Once complete, each parallel fuzzer process is instantiated through
run(). Since each front-end wrapper invokes rsync-style synchronization through
ensemble(), the ensembler simply calls it from each front-end after a specified sync cycle (in seconds) to synchronize seeds.
This implementation is surprisingly simple, and was built with around 300 lines of code in Python. Here’s a quick demo running the ensembler on one of our test examples,
Fuzz ‘Em All!
Inspired by Google’s fuzzer-test-suite and the aforementioned work in fuzzer-performance testing, we decided that a DeepState-powered test suite, deepstate-test-suite, could help fuzzer performance A/B tests and actual bug-hunting. With our easy-to-use fuzzers and ensembler, let’s evaluate how they stand against real-world test-case benchmarks!
Bignum vulnerabilities are an especially interesting class of bugs because edge cases are much more difficult, and even probabilistic, to discover. This makes them ideal targets for DeepState property tests.

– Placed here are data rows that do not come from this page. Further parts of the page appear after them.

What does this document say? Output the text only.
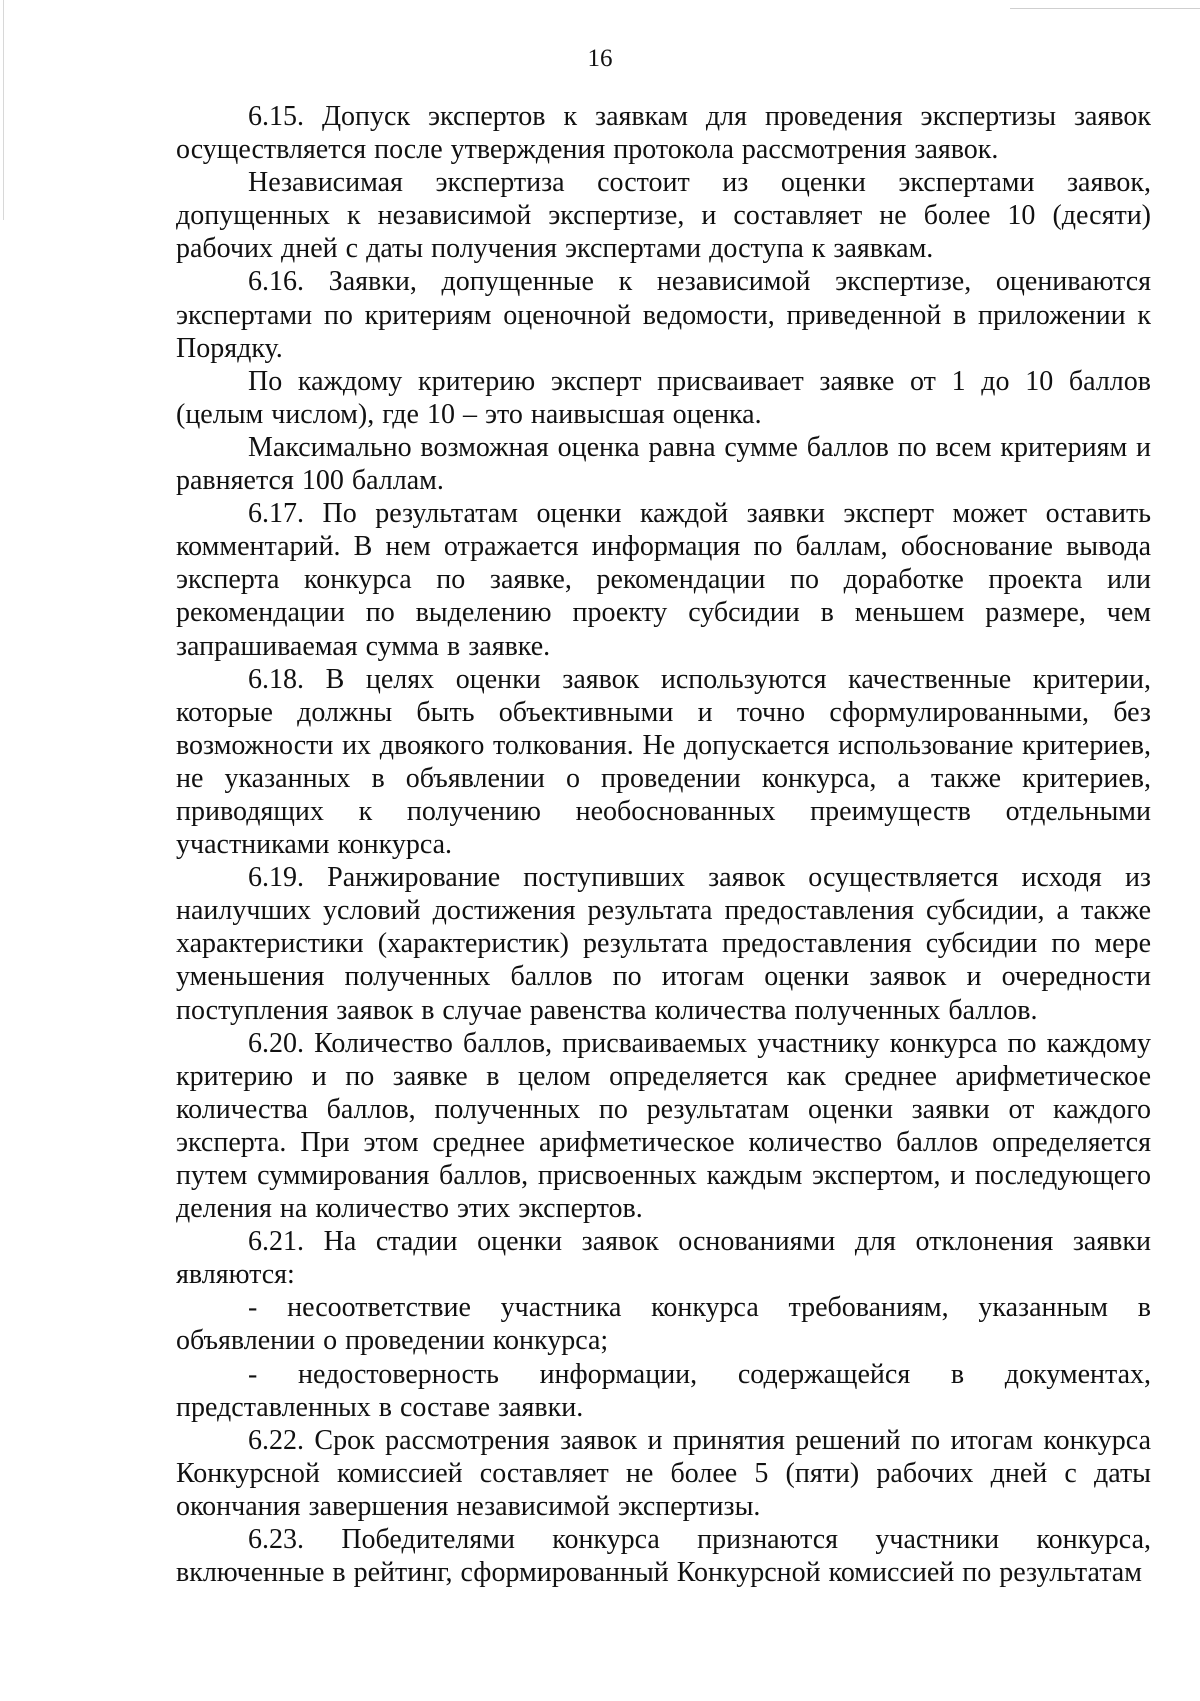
16

6.15. Допуск экспертов к заявкам для проведения экспертизы заявок осуществляется после утверждения протокола рассмотрения заявок.

Независимая экспертиза состоит из оценки экспертами заявок, допущенных к независимой экспертизе, и составляет не более 10 (десяти) рабочих дней с даты получения экспертами доступа к заявкам.

6.16. Заявки, допущенные к независимой экспертизе, оцениваются экспертами по критериям оценочной ведомости, приведенной в приложении к Порядку.

По каждому критерию эксперт присваивает заявке от 1 до 10 баллов (целым числом), где 10 – это наивысшая оценка.

Максимально возможная оценка равна сумме баллов по всем критериям и равняется 100 баллам.

6.17. По результатам оценки каждой заявки эксперт может оставить комментарий. В нем отражается информация по баллам, обоснование вывода эксперта конкурса по заявке, рекомендации по доработке проекта или рекомендации по выделению проекту субсидии в меньшем размере, чем запрашиваемая сумма в заявке.

6.18. В целях оценки заявок используются качественные критерии, которые должны быть объективными и точно сформулированными, без возможности их двоякого толкования. Не допускается использование критериев, не указанных в объявлении о проведении конкурса, а также критериев, приводящих к получению необоснованных преимуществ отдельными участниками конкурса.

6.19. Ранжирование поступивших заявок осуществляется исходя из наилучших условий достижения результата предоставления субсидии, а также характеристики (характеристик) результата предоставления субсидии по мере уменьшения полученных баллов по итогам оценки заявок и очередности поступления заявок в случае равенства количества полученных баллов.

6.20. Количество баллов, присваиваемых участнику конкурса по каждому критерию и по заявке в целом определяется как среднее арифметическое количества баллов, полученных по результатам оценки заявки от каждого эксперта. При этом среднее арифметическое количество баллов определяется путем суммирования баллов, присвоенных каждым экспертом, и последующего деления на количество этих экспертов.

6.21. На стадии оценки заявок основаниями для отклонения заявки являются:

- несоответствие участника конкурса требованиям, указанным в объявлении о проведении конкурса;

- недостоверность информации, содержащейся в документах, представленных в составе заявки.

6.22. Срок рассмотрения заявок и принятия решений по итогам конкурса Конкурсной комиссией составляет не более 5 (пяти) рабочих дней с даты окончания завершения независимой экспертизы.

6.23. Победителями конкурса признаются участники конкурса, включенные в рейтинг, сформированный Конкурсной комиссией по результатам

We benchmarked our base and ensembler fuzzers for their performance reproducing an existing test case and a real-world bignum vulnerability—a carry mis-propagation bug in TweetNaCl. Following the evaluation methods in this fuzzing evaluation paper, the average time was measured for each test case using 10 crash instances from well-formed initial inputs:
These results provide some interesting insights about fuzzer diversity. Running smarter fuzzers like Angora and Eclipser on smaller contained test cases, like the Runlen example, work well. However, their performance falters when scaled up to the context of actual bug discovery in real-world software, like the TweetNaCl bug. The ensemble fuzzer’s performance shows it can scale up well for both of these test cases.
What’s in the future for Ensemble Fuzzing?
Ensemble fuzzing is a powerful technique that scales to real-world software libraries and programs. Integrating an ensemble fuzzer into DeepState gives power to unit-testing with a simplified workflow, and it opens up the possibility for many other research and engineering efforts.
Based on our current benchmark results, we can’t definitely say that ensemble fuzzing is the best fuzzing strategy, but it’s worth noting that there are always elements of randomness and probabilistic behavior when evaluating fuzzers. Effective ensemble fuzzing may be dependent on base fuzzer selection—determining which fuzzers to invoke and when based on the type of target or bug class being analyzed.
Maybe our current ensemble of fuzzers works effectively on reproducing bignum vulnerabilities, but would they work just as well on other classes of bugs? Would it be even more effective if we invoke fuzzers in a specific order? These are the questions we can answer more accurately with more benchmark tests on diverse targets.
Being a security engineering intern at Trail of Bits has been a wonderful experience, as always. Working with awesome employees and interns has really propelled my understandings in security research and how we can turn insightful academic research into working software implementations, just like my previous work with analyzing cryptographic primitives with Manticore. I’m especially excited to continue to do this at NYU, where I’ll be starting in the spring!